Volodymyr Zelensky: Presidente da Ucrânia. Mencionou que pediu a Lula que se desculpasse por comparar Ucrânia e Rússia.

Peter Hitchens: Irmão de Christopher Hitchens, descrito como um cristão. Ele debateu com Christopher Hitchens, argumentando que uma sociedade ateísta seria tão violenta quanto uma religiosa.

Christopher Hitchens: Ateu famoso, parte do "quarteto" do ateísmo. Escreveu "Deus Não é Grande". Debateu com Peter Hitchens e John Lennox. É citado ao argumentar que o cristianismo teve um discurso antijudeu que contribuiu para o Holocausto e que o Islamismo pode ter surgido por "ciúme" do cristianismo.

Sam Harris: Um dos intelectuais do "novo ateísmo". Mencionado por prever que o último conflito da humanidade será entre cristianismo e islamismo.

Giseldo: Um ouvinte do podcast, amigo do narrador, que indicou a série "Raised by Wolves".

John Lennox: Professor de matemática de Oxford.
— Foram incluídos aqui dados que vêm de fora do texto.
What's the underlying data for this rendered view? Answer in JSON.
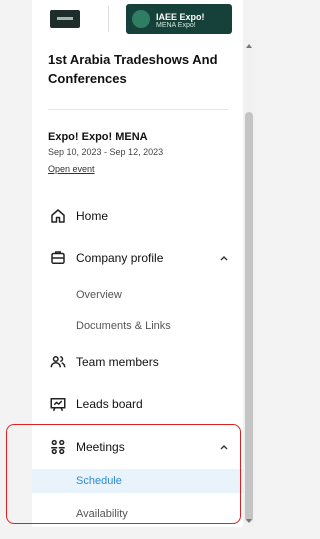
{
  "logos": {
    "partner_logo": "event organizer logo",
    "brand_text": "IAEE Expo!",
    "brand_sub": "MENA Expo!"
  },
  "exhibition": {
    "title": "1st Arabia Tradeshows And Conferences"
  },
  "event": {
    "name": "Expo! Expo! MENA",
    "dates": "Sep 10, 2023 - Sep 12, 2023",
    "open_link": "Open event"
  },
  "nav": {
    "home": {
      "label": "Home",
      "icon": "home-icon"
    },
    "company_profile": {
      "label": "Company profile",
      "icon": "company-icon",
      "expanded": true
    },
    "overview": {
      "label": "Overview"
    },
    "documents": {
      "label": "Documents & Links"
    },
    "team_members": {
      "label": "Team members",
      "icon": "team-icon"
    },
    "leads_board": {
      "label": "Leads board",
      "icon": "leads-board-icon"
    },
    "meetings": {
      "label": "Meetings",
      "icon": "meetings-icon",
      "expanded": true
    },
    "schedule": {
      "label": "Schedule",
      "active": true
    },
    "availability": {
      "label": "Availability"
    }
  },
  "colors": {
    "accent": "#2f8bd0",
    "active_bg": "#e9f3fb",
    "annotation": "#e0201e"
  }
}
Debateu com Christopher Hitchens, insistindo na ideia de que a União Soviética ateia levou aos horrores do regime, implicando que uma Europa ateia se tornaria semelhante.

Stalin: Líder da União Soviética. Mencionou que era ateu, mas cresceu em um contexto cristão e usou uma estrutura religiosa para seus massacres.

Hitler: Líder da Alemanha Nazista. Apresentado como alguém que usava linguagem religiosa (inclusive Jesus) e cuja estrutura de operação era religiosa, com apoio da Igreja Católica. Sua tentativa de associar o nazismo ao ateísmo é refutada.

Putin: Presidente da Rússia. Mencionado por governar um país com forte apoio da igreja ortodoxa, indicando o fracasso da tentativa soviética de erradicar o cristianismo.